A History of Byzantium by Timothy E. Gregory

Book Review by Ursus

Reviewing a book on the Byzantines can be a chancy affair for any Romanophile who sees them as an afterthought to the Latin West. Nonetheless any Romanophile worth his salt will realize the need to have some passing familiarity with this peculiar culture to fill in the gaps of Western Civilization. From that perspective, any book that offers an honest yet concise treatment of the subject provides a decidedly astute service.

Gregory keenly encapsulates a 1000 years of history and culture into a readable presentation of 380 pages. The perspective revolves around a mostly traditional political and military narrative.

Nonetheless religion and larger cultural trends are not totally ignored. Every few pages there are sidebar discussions that focus in-depth on some interesting personality or phenomenon (e.g. transvestite monks). The narrative is enlivened with the aid of many illustrations and photographs showcasing Byzantine art and architecture. The result is a sweeping panorama of Byzantine society that unfolds as centuries condense into a few dozen pages.

Gregory’s prose is simple and lucid, definitely written for the general reader. He sticks mainly to the facts as we know them and generally refrains from inserting pet theories. Gregory’s book is meant as an overview. Those wanting a more comprehensive treatment will have to avail themselves of the considerable bibliographies of suggested reading. As an overview this work is more than adequate, however.

Gregory begins his account with an overview of the Crisis of the Third Century, and the subsequent reforms of Diocletian and Constantine. The history of the later Eastern Roman Empire in tandem with the West is covered, and then by the reign of Justinian the book comes into its own. It is clear that the Byzantines (as we moderns call them) were direct descendants of the Imperium Romanum and its legal traditions. Yet it is also equally clear that as the generations advanced, the Byzantines morphed into their own distinct cultural and political entity. When this occurs precisely is up to debate, but this reader is not qualified (nor really interested) in advocating a particular stance.

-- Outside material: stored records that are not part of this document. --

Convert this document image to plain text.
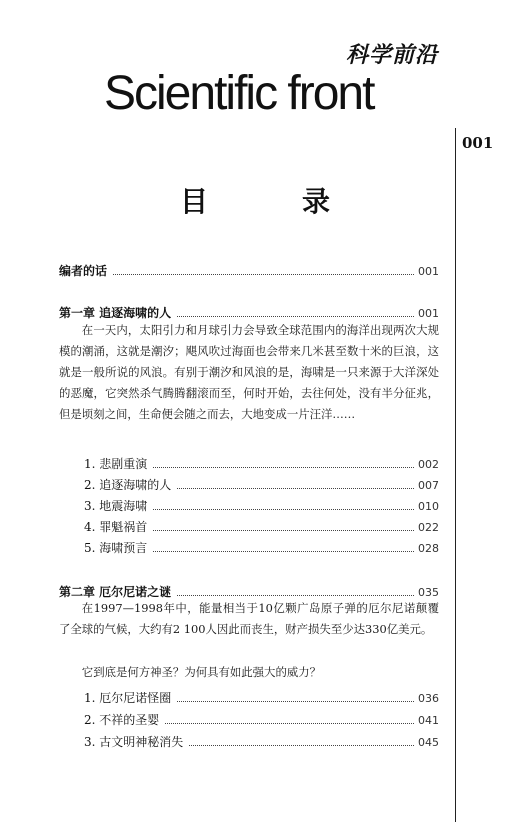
科学前沿
Scientific front
001
目	录
编者的话	001
第一章 追逐海啸的人	001
在一天内，太阳引力和月球引力会导致全球范围内的海洋出现两次大规模的潮涌，这就是潮汐；飓风吹过海面也会带来几米甚至数十米的巨浪，这就是一般所说的风浪。有别于潮汐和风浪的是，海啸是一只来源于大洋深处的恶魔，它突然杀气腾腾翻滚而至，何时开始，去往何处，没有半分征兆，但是顷刻之间，生命便会随之而去，大地变成一片汪洋……
1. 悲剧重演	002
2. 追逐海啸的人	007
3. 地震海啸	010
4. 罪魁祸首	022
5. 海啸预言	028
第二章 厄尔尼诺之谜	035
在1997—1998年中，能量相当于10亿颗广岛原子弹的厄尔尼诺颠覆了全球的气候，大约有2 100人因此而丧生，财产损失至少达330亿美元。
它到底是何方神圣？为何具有如此强大的威力？
1. 厄尔尼诺怪圈	036
2. 不祥的圣婴	041
3. 古文明神秘消失	045
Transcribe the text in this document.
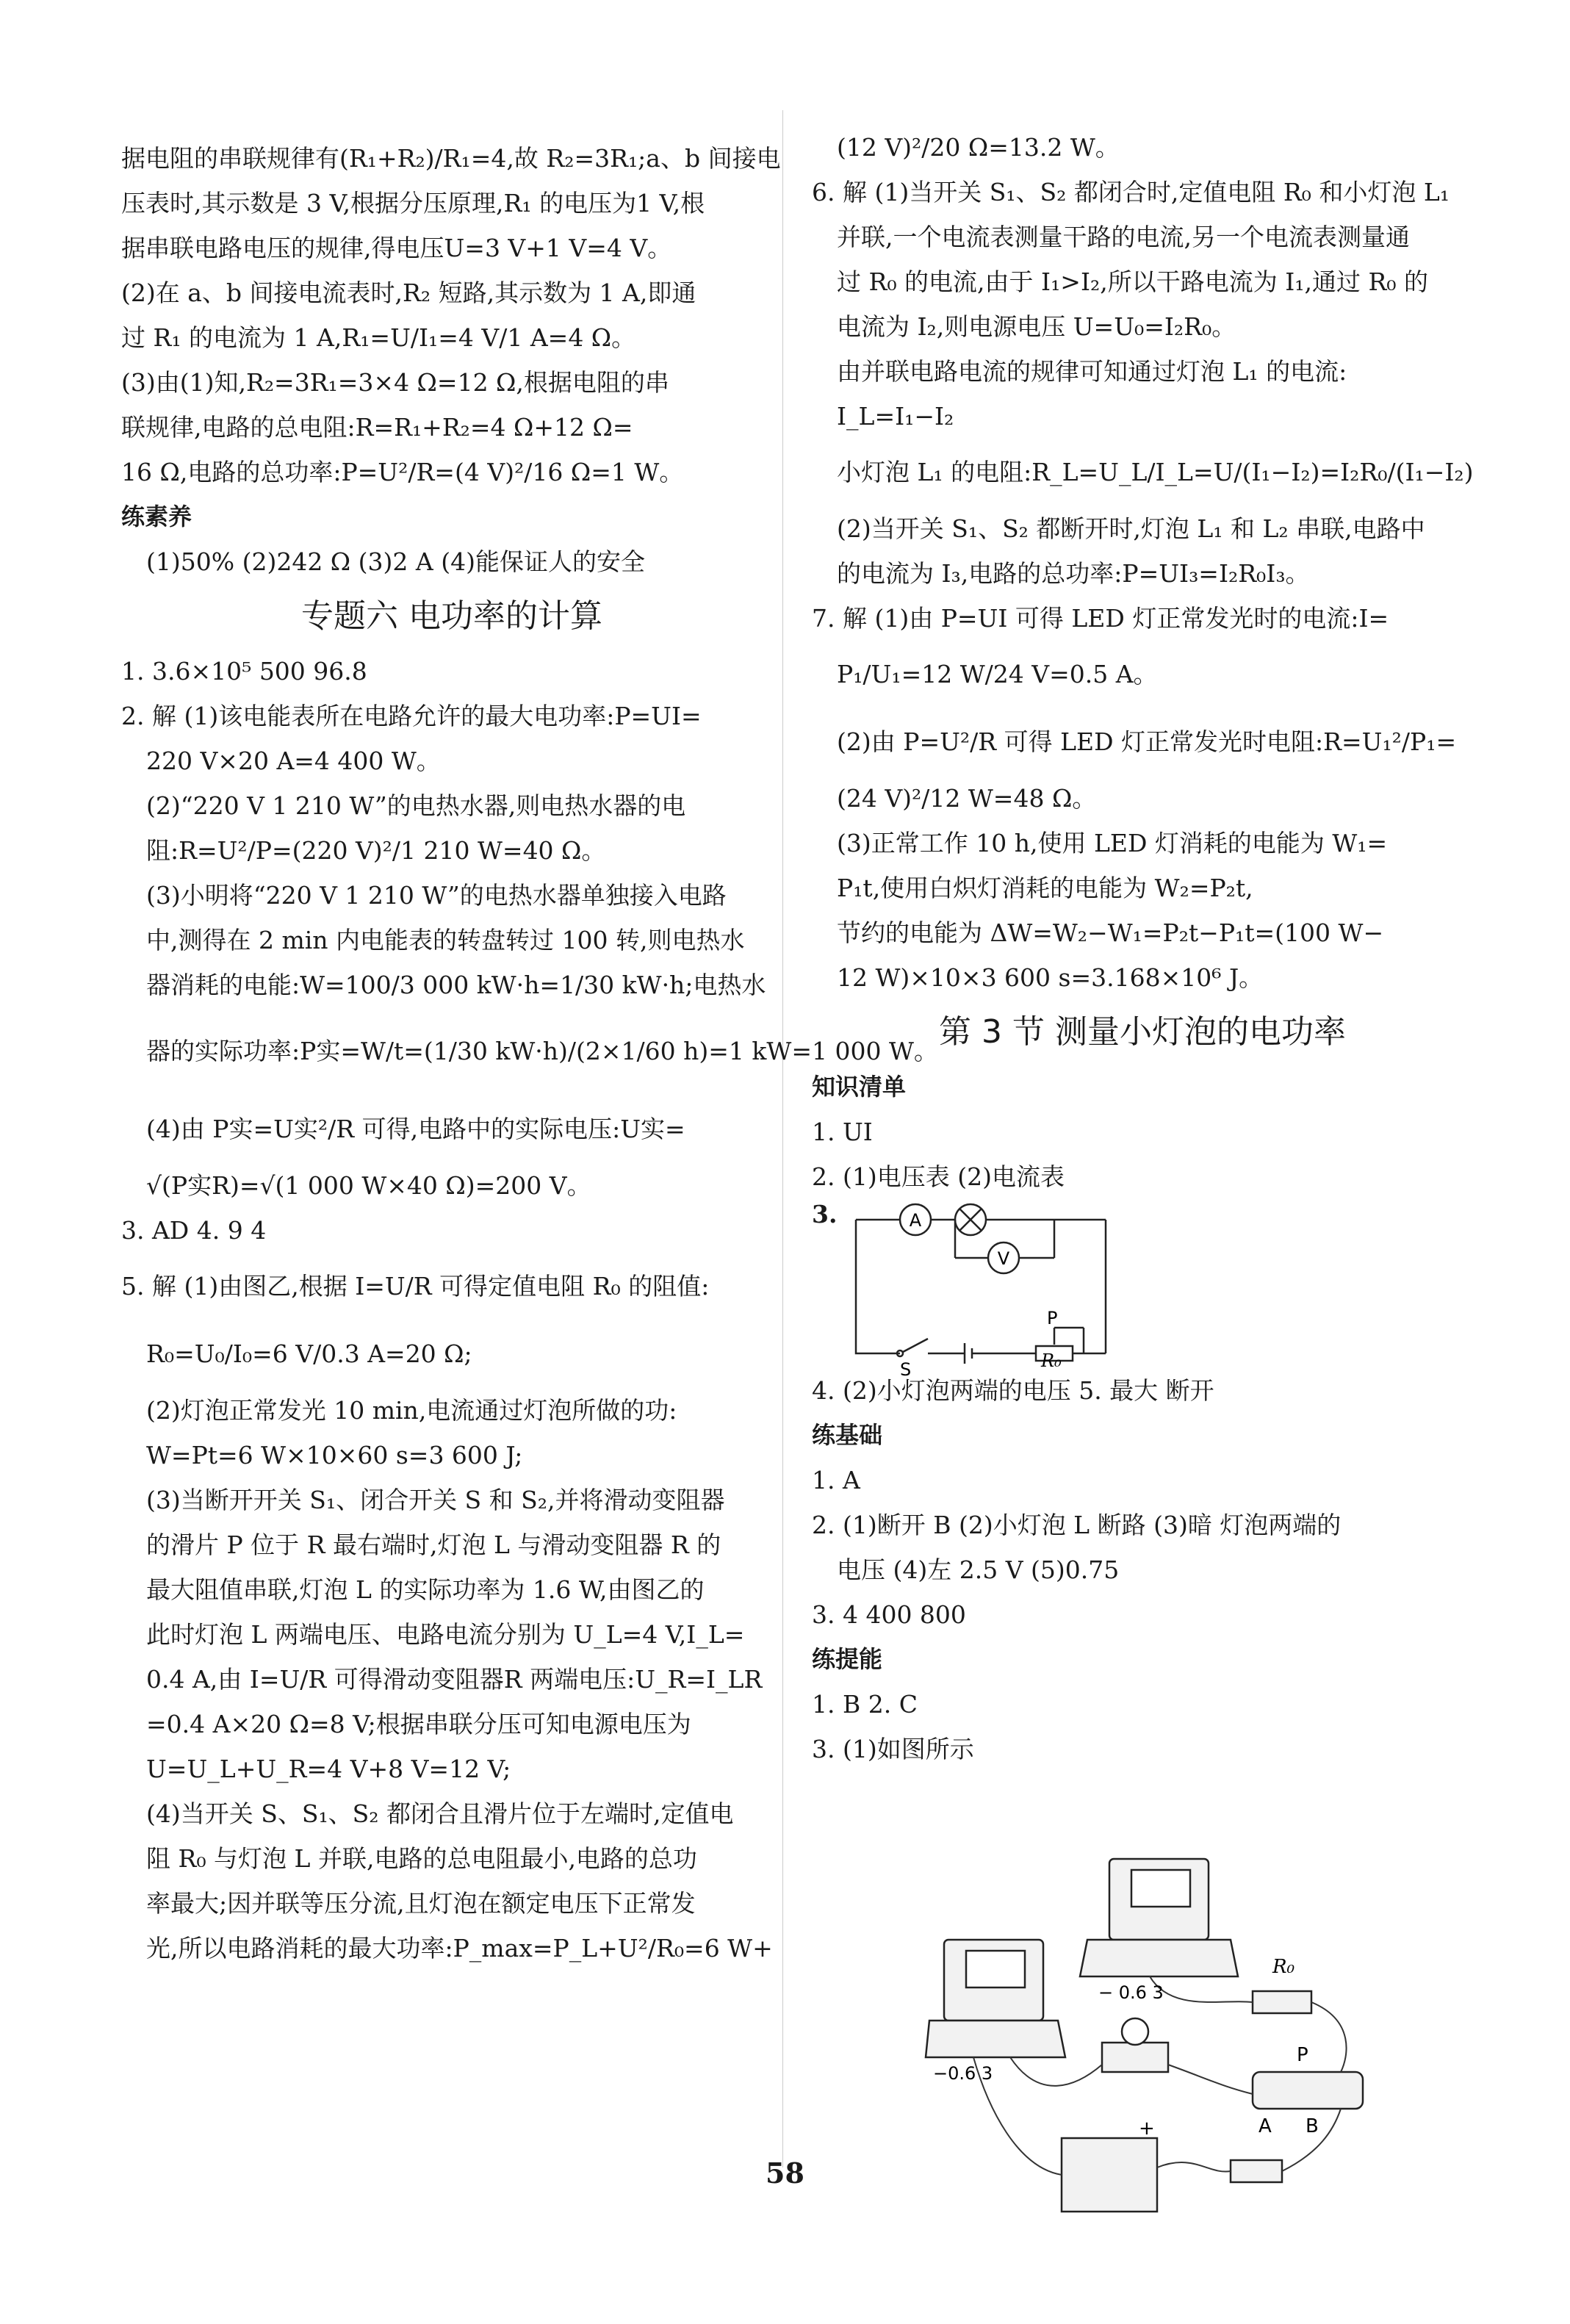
据电阻的串联规律有(R₁+R₂)/R₁=4,故 R₂=3R₁;a、b 间接电
压表时,其示数是 3 V,根据分压原理,R₁ 的电压为1 V,根
据串联电路电压的规律,得电压U=3 V+1 V=4 V。
(2)在 a、b 间接电流表时,R₂ 短路,其示数为 1 A,即通
过 R₁ 的电流为 1 A,R₁=U/I₁=4 V/1 A=4 Ω。
(3)由(1)知,R₂=3R₁=3×4 Ω=12 Ω,根据电阻的串
联规律,电路的总电阻:R=R₁+R₂=4 Ω+12 Ω=
16 Ω,电路的总功率:P=U²/R=(4 V)²/16 Ω=1 W。
练素养
(1)50% (2)242 Ω (3)2 A (4)能保证人的安全
专题六 电功率的计算
1. 3.6×10⁵ 500 96.8
2. 解 (1)该电能表所在电路允许的最大电功率:P=UI=
220 V×20 A=4 400 W。
(2)“220 V 1 210 W”的电热水器,则电热水器的电
阻:R=U²/P=(220 V)²/1 210 W=40 Ω。
(3)小明将“220 V 1 210 W”的电热水器单独接入电路
中,测得在 2 min 内电能表的转盘转过 100 转,则电热水
器消耗的电能:W=100/3 000 kW·h=1/30 kW·h;电热水
器的实际功率:P实=W/t=(1/30 kW·h)/(2×1/60 h)=1 kW=1 000 W。
(4)由 P实=U实²/R 可得,电路中的实际电压:U实=
√(P实R)=√(1 000 W×40 Ω)=200 V。
3. AD 4. 9 4
5. 解 (1)由图乙,根据 I=U/R 可得定值电阻 R₀ 的阻值:
R₀=U₀/I₀=6 V/0.3 A=20 Ω;
(2)灯泡正常发光 10 min,电流通过灯泡所做的功:
W=Pt=6 W×10×60 s=3 600 J;
(3)当断开开关 S₁、闭合开关 S 和 S₂,并将滑动变阻器
的滑片 P 位于 R 最右端时,灯泡 L 与滑动变阻器 R 的
最大阻值串联,灯泡 L 的实际功率为 1.6 W,由图乙的
此时灯泡 L 两端电压、电路电流分别为 U_L=4 V,I_L=
0.4 A,由 I=U/R 可得滑动变阻器R 两端电压:U_R=I_LR
=0.4 A×20 Ω=8 V;根据串联分压可知电源电压为
U=U_L+U_R=4 V+8 V=12 V;
(4)当开关 S、S₁、S₂ 都闭合且滑片位于左端时,定值电
阻 R₀ 与灯泡 L 并联,电路的总电阻最小,电路的总功
率最大;因并联等压分流,且灯泡在额定电压下正常发
光,所以电路消耗的最大功率:P_max=P_L+U²/R₀=6 W+
(12 V)²/20 Ω=13.2 W。
6. 解 (1)当开关 S₁、S₂ 都闭合时,定值电阻 R₀ 和小灯泡 L₁
并联,一个电流表测量干路的电流,另一个电流表测量通
过 R₀ 的电流,由于 I₁>I₂,所以干路电流为 I₁,通过 R₀ 的
电流为 I₂,则电源电压 U=U₀=I₂R₀。
由并联电路电流的规律可知通过灯泡 L₁ 的电流:
I_L=I₁−I₂
小灯泡 L₁ 的电阻:R_L=U_L/I_L=U/(I₁−I₂)=I₂R₀/(I₁−I₂)
(2)当开关 S₁、S₂ 都断开时,灯泡 L₁ 和 L₂ 串联,电路中
的电流为 I₃,电路的总功率:P=UI₃=I₂R₀I₃。
7. 解 (1)由 P=UI 可得 LED 灯正常发光时的电流:I=
P₁/U₁=12 W/24 V=0.5 A。
(2)由 P=U²/R 可得 LED 灯正常发光时电阻:R=U₁²/P₁=
(24 V)²/12 W=48 Ω。
(3)正常工作 10 h,使用 LED 灯消耗的电能为 W₁=
P₁t,使用白炽灯消耗的电能为 W₂=P₂t,
节约的电能为 ΔW=W₂−W₁=P₂t−P₁t=(100 W−
12 W)×10×3 600 s=3.168×10⁶ J。
第 3 节 测量小灯泡的电功率
知识清单
1. UI
2. (1)电压表 (2)电流表
3.	A
V
S
P
R₀
4. (2)小灯泡两端的电压 5. 最大 断开
练基础
1. A
2. (1)断开 B (2)小灯泡 L 断路 (3)暗 灯泡两端的
电压 (4)左 2.5 V (5)0.75
3. 4 400 800
练提能
1. B 2. C
3. (1)如图所示
R₀
P
A B
− 0.6 3
−0.6 3
+
58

Arguably the most dramatic break with the Roman – at least Pagan Roman – past was on matters religious. The energy with which the Byzantine population poured into violent disputes over minor theological differences and liturgical practices is something that the Romans of Caesar’s day would have found bizarre. Yet to their credit the Byzantines also at times placed their lofty religious ideals into practice. The building of hospitals and orphanages are a few examples of trying to make Christ’s famous compassion socially relevant in this Kingdom of God.

The Byzantines also used their considerable energies to preserve the classical legacy, and uphold potent political and military power that fended off the Islamic advance while Western Europe suffered through its Dark Ages. Truly the rest of Europe owes a debt to the will of these people to survive.

Gregory ends with a meditation on what the Byzantines should mean to us moderns: a kind of “alternative” West that blended many seemingly contradictory influences into a livid whole:

“… I think that significance of Byzantium is not in what it preserved but in what it created … a society that was remarkably religious yet surprisingly secular, almost always at war, but with a clear preference for negotiation and diplomacy, a world that respected learning but where most people were illiterate, eschatological but at the same time remarkably practical. “

The Byzantine soul is clearly something that was profound. It provides a different yet complimentary view to the Latin West from which Westerners can draw their cultural heritage.